Halkımız, birilerinden herhangi bir buyruk almadan eski bağlarını canlı tutarak gereken bir şekilde Türklük unsurlarını geleceğe taşıyabilmekte…

***
Bayram ve kış ayları gelip geçti, tam da havalar ısındı ve ekim vakti geldi derken, görüldü ki siyaset tarlamız yine ham kalacak, elimizdeki tohumlar filiz tutmayacaklar…

Hele dün gece, başkent Sofya'da yaşanan gerginlikler, Bulgaristan'daki Türk toplumunun siyasette ulaştığı son noktanın vahim bir göstergesiydi.

Yıllar boyu hep kesintisiz aldatıldık, oyalandırıldık, dolandırıldık ve geleceğe dair bütün umutlarımız çalındı.

Bir sürü sözde "Türk partisi" kuruldu ama ne hikmetse bunların liderleri hiçbir zaman bizden birileri değildiler, ya da genelde bizim aleyhimize çalışmak için yemin etmiş oluyorlardı…
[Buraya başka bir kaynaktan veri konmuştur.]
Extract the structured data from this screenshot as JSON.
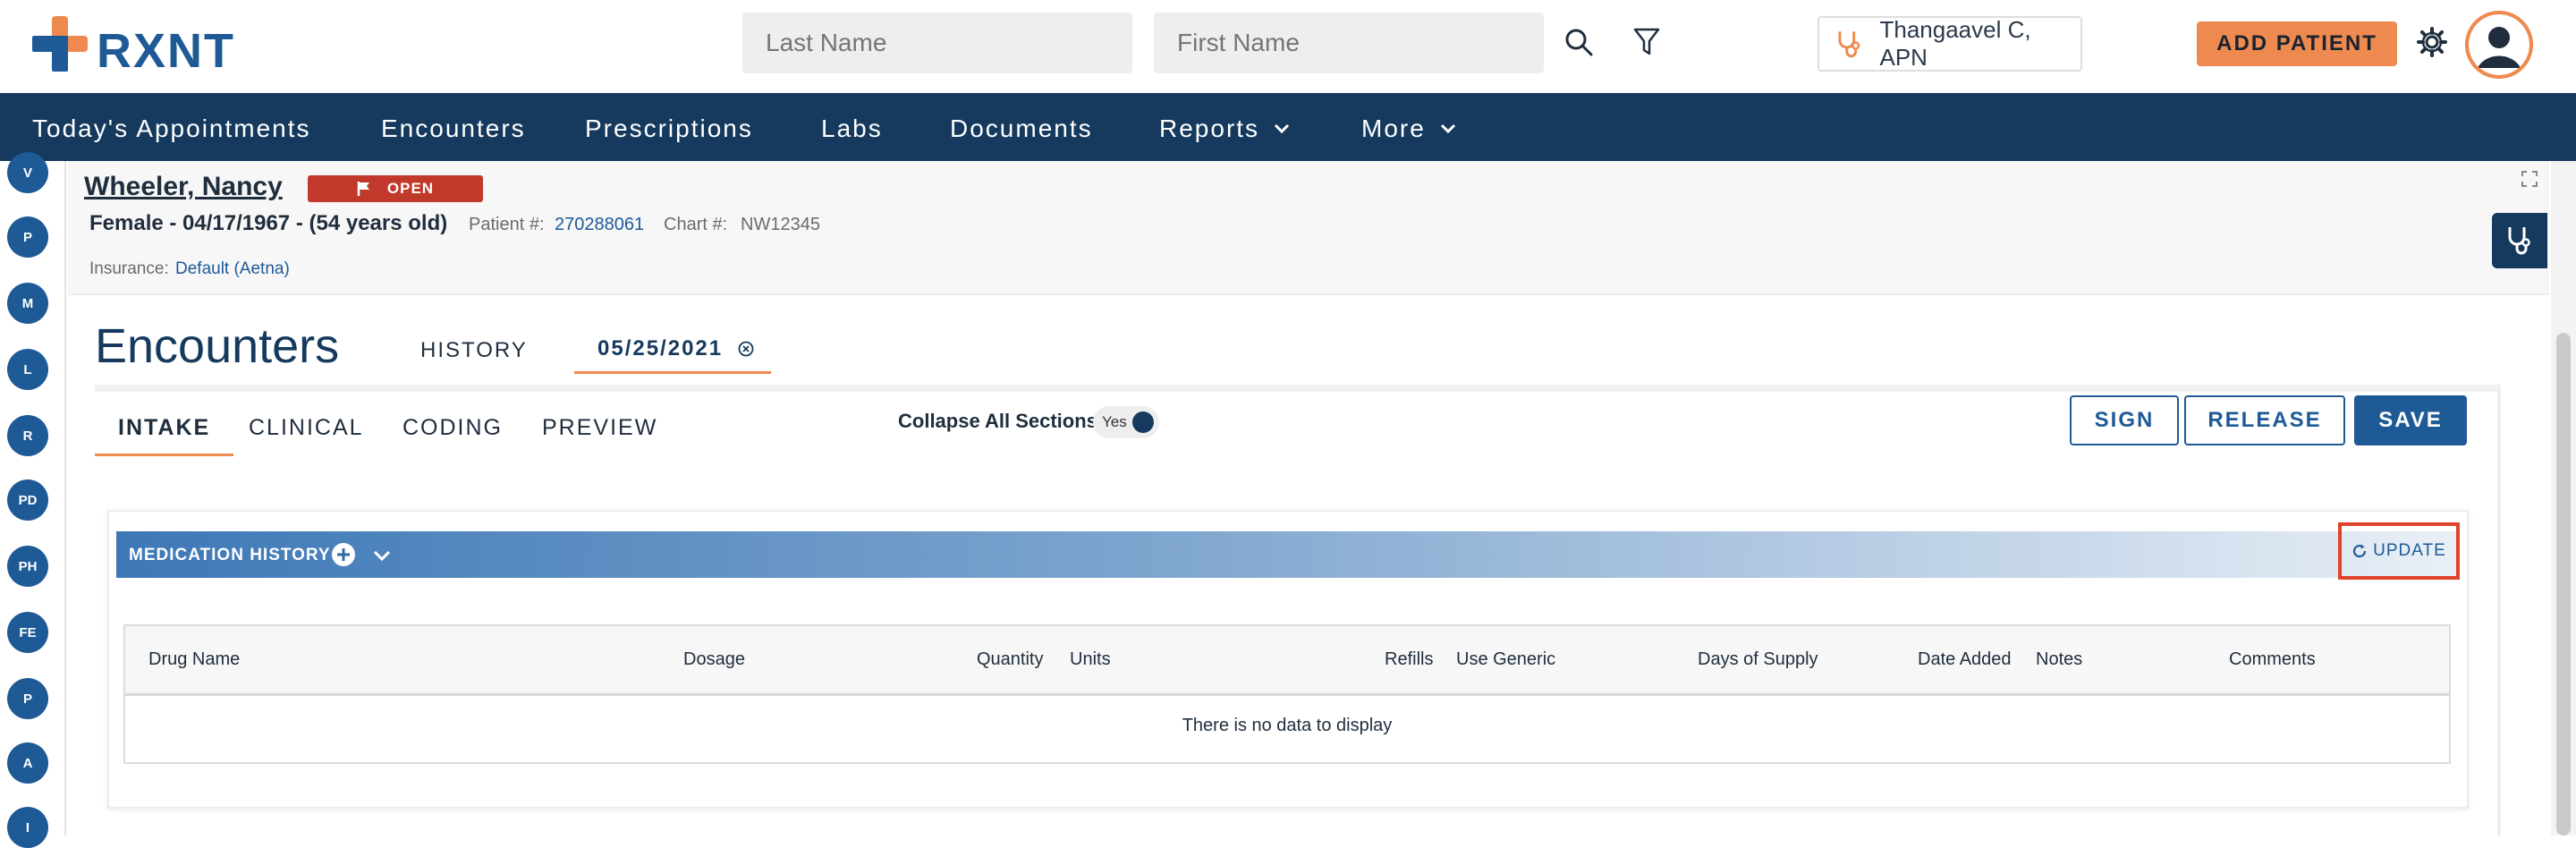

Hatırlıyorsunuzdur, günün birinde otobüslerle Rosenets limanına götürülmüştük, güya liderimizin özel mülkünü, yani sarayını koruyacaktık.

Daha sonra anlaşıldı ki, bu mülkler başkasına aitmiş ve rezil rüsva olduk.

Birkaç ay öncesi, bizimkiler Kırcaalı'den ve Şumnu'dan kalkıp Boyana'daki sarayı savunmaya koştular, yine nafile bir sonuç.

Dün gece, sanki Viyana kapılarından giriş yapar gibi aynı saray kapılarından giriş yapıp birer ev sahibi edasıyla tam koltuklara yerleştik ki, polis ve jandarmadan baskını yedik. Resmen kovulduk ve tekmeyi yemiş olduk…

Belli ki, birileri bizlerle dalgasını geçiyor ve bizleri kobay yerine koymaya devam ediyor.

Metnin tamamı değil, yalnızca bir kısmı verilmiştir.